Des années après ce que je peux appeler la mésaventure de mon prof, j’étais dimanche dernier devant ma télévision regardant la finale de la Coupe d’Afrique des nations de football. Evidemment, le Bénin n’avait même pas pris part à la compétititon pour espérer atteindre ce stade. Alors comme tous mes compatriotes j’étais là soumis au choix cornélien de soutenir soit le Ghana ou la Côte d’Ivoire. Deux équipes que j’avais supportées jusqu’à ce stade de la compétition. Si seulement le Bénin avait pu se hisser en finale, le choix aurait été plus facile pour moi. Heureusement quasiment au même moment, j’apprends que Angélique Kidjo ma compatriote, notre porte flambeau national remportait son deuxième Grammy aux Etats-Unis pour nouvel album « Eve » dédié aux femmes d’Afrique. Le premier Grammy, elle l’avait obtenu en 2007 pour l’album « Djin-Djin ». Les deux Grammys sont obtenus dans la catégorie Musique du monde. Quelle fierté ! Avec ce prix, combien de personnes vont pouvoir situer le Bénin sur une carte d’Afrique ?
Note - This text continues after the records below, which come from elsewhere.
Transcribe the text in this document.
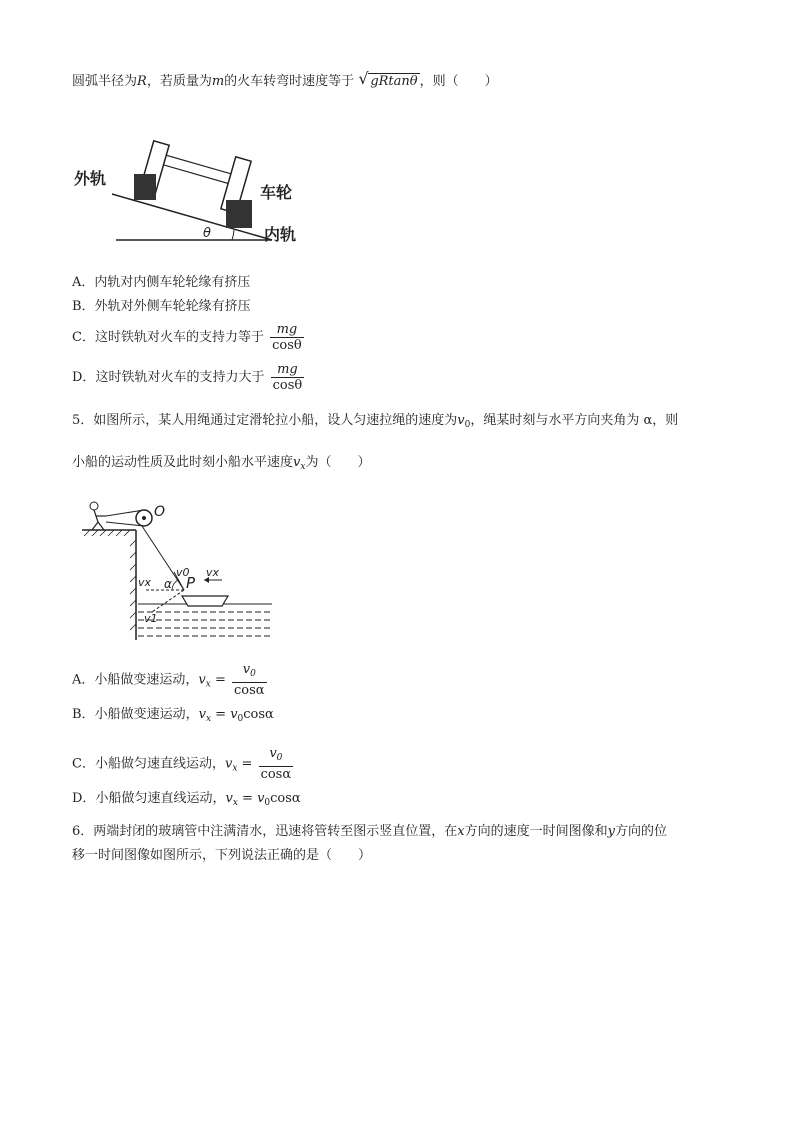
圆弧半径为R，若质量为m的火车转弯时速度等于 √ gRtanθ ，则（　　）
外轨
车轮
内轨
θ
A．内轨对内侧车轮轮缘有挤压
B．外轨对外侧车轮轮缘有挤压
C．这时铁轨对火车的支持力等于 $\frac{mg}{\cos\theta}$
D．这时铁轨对火车的支持力大于 $\frac{mg}{\cos\theta}$
5．如图所示，某人用绳通过定滑轮拉小船，设人匀速拉绳的速度为$v_0$，绳某时刻与水平方向夹角为 α，则
小船的运动性质及此时刻小船水平速度$v_x$为（　　）
O
v0 vx
vx
v1
α P
A．小船做变速运动，$v_x = \frac{v_0}{\cos\alpha}$
B．小船做变速运动，$v_x = v_0\cos\alpha$
C．小船做匀速直线运动，$v_x = \frac{v_0}{\cos\alpha}$
D．小船做匀速直线运动，$v_x = v_0\cos\alpha$
6．两端封闭的玻璃管中注满清水，迅速将管转至图示竖直位置，在x方向的速度一时间图像和y方向的位
移一时间图像如图所示，下列说法正确的是（　　）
Du coup, ce lundi matin, quand je vis la presse internationale et les journaux faire l’éloge d’Angélique Kidjo avec son deuxième Grammy, ma fierté d’être béninois monta à un certain degré. Et Angélique Kidjo n’est pas là à son premier coup. Récemment, elle a été classée parmi les 50 femmes les plus puissantes d’Afrique (Jeune Afrique) avec une autre compatriote, en la personne de l’ancienne garde des sceaux et ancienne ministre de la microfinance, Reckya Madougou. Une autre amazone qui fait la fierté de la #Team229. Ainsi, le lundi matin quand les Ivoiriens exprimaient leur joie dans les rues d’Abidjan pour avoir remporté la CAN 2015, moi aussi, dans mon coin, j’avais de quoi me rejouir en tant que Béninois. Ben voilà, il y a pas que les Ivoiriens qui célèbrent une victoire en ce mois de février. Nous aussi, on sait gagner des Grammy.
PS : Cet article m’a été un peu inspiré entre autres par « Cinq raisons de visiter le Bénin ». Billet écrit par un certain Morufux, blogueur béninois qui ne manque pas de talents. Un peu de chauvinisme de temps à autre, n’a jamais fait du mal à quelqu’un.